A recommendations engine is good for making a recommendation, but not for making a decision.
Sean, you guys spend a lot of time putting things on personalize, engineering your approach.
You can't think of us like exact the same as a small molecule because this is a cake that's
never done. I mean, you don't like put it in the oven set a timer here a ding and call it a day.
I mean, you're constantly tuning and personalizing based on four pillars. This is a beautiful,
part about getting the data back in. I mean, we now have 24 million weight readings, you know,
all very structured out to more than three years that we can use as the primary endpoint to see what
for that person is working. And we think of personalization as, A, what you tell us on the way in,
so, you know, collecting input, you know, asking, B, what your behaviors indicate in the program.
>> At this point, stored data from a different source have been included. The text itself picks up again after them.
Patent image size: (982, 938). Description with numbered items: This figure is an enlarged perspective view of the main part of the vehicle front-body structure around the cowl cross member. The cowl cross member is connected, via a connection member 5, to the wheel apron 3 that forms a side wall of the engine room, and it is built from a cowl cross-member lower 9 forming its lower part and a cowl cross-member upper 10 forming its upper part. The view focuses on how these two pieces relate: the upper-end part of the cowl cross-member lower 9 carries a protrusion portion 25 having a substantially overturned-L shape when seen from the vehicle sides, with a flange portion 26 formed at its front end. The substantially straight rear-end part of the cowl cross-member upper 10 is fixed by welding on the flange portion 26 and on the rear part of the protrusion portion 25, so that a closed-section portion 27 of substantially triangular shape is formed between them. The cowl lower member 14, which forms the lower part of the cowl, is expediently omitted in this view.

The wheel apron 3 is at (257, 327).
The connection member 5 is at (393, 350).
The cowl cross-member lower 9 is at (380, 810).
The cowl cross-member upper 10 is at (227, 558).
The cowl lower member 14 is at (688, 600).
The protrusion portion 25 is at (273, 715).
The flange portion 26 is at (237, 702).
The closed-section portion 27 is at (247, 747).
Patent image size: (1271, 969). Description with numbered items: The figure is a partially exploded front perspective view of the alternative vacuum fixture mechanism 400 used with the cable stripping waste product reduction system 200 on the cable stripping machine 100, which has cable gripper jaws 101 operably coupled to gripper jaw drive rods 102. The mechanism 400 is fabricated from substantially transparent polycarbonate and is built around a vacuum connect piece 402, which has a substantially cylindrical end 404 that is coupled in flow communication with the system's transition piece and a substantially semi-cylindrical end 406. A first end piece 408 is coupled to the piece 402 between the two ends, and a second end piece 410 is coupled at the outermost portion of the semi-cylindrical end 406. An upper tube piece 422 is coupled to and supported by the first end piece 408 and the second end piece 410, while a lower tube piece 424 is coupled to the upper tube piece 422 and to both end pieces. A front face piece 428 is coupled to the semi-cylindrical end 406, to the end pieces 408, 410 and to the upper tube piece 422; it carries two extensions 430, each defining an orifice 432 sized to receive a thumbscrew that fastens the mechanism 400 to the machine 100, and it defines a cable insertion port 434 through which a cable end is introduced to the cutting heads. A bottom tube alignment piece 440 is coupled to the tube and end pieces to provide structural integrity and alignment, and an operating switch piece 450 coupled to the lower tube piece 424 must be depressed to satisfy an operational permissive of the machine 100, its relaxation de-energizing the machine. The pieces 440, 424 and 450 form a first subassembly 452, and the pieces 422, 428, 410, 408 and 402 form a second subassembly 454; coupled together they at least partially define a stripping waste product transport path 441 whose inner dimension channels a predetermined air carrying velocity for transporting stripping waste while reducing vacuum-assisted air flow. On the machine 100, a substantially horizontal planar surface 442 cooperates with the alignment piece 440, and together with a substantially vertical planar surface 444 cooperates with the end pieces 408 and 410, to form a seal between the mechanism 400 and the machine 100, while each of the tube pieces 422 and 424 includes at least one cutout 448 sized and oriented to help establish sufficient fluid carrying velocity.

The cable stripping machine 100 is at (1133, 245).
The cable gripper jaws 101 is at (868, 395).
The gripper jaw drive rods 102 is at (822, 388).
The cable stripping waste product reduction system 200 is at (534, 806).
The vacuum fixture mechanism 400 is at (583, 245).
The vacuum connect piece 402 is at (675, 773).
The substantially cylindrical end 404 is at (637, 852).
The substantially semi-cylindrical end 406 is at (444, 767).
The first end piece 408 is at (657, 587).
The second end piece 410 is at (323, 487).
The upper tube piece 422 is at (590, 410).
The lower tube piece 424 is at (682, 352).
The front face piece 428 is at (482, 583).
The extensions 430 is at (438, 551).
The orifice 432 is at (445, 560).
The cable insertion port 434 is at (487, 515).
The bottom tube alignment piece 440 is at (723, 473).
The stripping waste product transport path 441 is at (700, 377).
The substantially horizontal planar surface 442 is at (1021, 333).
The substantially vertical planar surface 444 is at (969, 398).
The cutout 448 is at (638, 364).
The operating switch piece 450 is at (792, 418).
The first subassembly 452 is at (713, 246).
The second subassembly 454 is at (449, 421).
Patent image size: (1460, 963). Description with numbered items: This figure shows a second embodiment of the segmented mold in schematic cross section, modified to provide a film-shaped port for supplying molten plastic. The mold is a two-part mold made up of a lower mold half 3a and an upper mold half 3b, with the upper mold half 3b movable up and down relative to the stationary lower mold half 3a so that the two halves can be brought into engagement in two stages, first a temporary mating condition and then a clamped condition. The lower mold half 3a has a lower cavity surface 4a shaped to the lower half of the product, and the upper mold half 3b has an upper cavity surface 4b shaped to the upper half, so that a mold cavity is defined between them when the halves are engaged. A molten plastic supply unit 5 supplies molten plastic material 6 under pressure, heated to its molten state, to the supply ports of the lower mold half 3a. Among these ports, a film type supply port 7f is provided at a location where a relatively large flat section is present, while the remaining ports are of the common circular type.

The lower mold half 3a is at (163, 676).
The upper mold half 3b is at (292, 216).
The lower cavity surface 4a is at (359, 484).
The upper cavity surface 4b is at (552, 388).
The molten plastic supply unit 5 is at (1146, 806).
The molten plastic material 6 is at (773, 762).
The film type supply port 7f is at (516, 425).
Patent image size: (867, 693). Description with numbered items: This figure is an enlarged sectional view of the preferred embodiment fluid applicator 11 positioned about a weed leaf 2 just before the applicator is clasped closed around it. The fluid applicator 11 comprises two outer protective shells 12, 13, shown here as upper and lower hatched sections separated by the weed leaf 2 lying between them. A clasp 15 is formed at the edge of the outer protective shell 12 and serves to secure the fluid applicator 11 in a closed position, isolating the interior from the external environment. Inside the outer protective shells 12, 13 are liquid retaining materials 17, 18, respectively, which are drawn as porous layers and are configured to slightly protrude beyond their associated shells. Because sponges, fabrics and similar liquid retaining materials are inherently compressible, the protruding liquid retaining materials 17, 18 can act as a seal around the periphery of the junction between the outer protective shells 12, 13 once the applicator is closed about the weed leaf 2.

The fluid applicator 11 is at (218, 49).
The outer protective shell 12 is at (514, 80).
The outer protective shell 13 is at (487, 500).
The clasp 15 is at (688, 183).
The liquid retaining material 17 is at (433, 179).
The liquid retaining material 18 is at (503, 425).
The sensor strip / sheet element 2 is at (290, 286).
Did you come in saying you loved comedies and you're only watching horror movies, right?
See what your demographics are like, and, you know, based on our data, what that means you'll
have going for you or against you. And then fourth, we're at clinically, right? You know,
do you have pre-diabetes and hypertension? Do you have, you know, early type 2,
no lipid risk, but you're on the bad trajectory for pressures, right? So some examples of that,
you know, we have a low literacy curriculum. Or if we find on the way in, you're reading levels
a bit lower, we'll deploy that. We have different coaching protocols for our coaches based on,
you know, certain demographic considerations. So it's all these elements that are designed to create
a good outcome in a population. I mean, we're right now doing a big clinical trial in the
safety net Medicaid space. And, you know, thus far, you know, the outcomes are quite comparable to book
a business. I mean, in large part due to this personalization. So personalization, just not in
demographics, but, you know, on behaviors this time. Well, thanks so much for coming.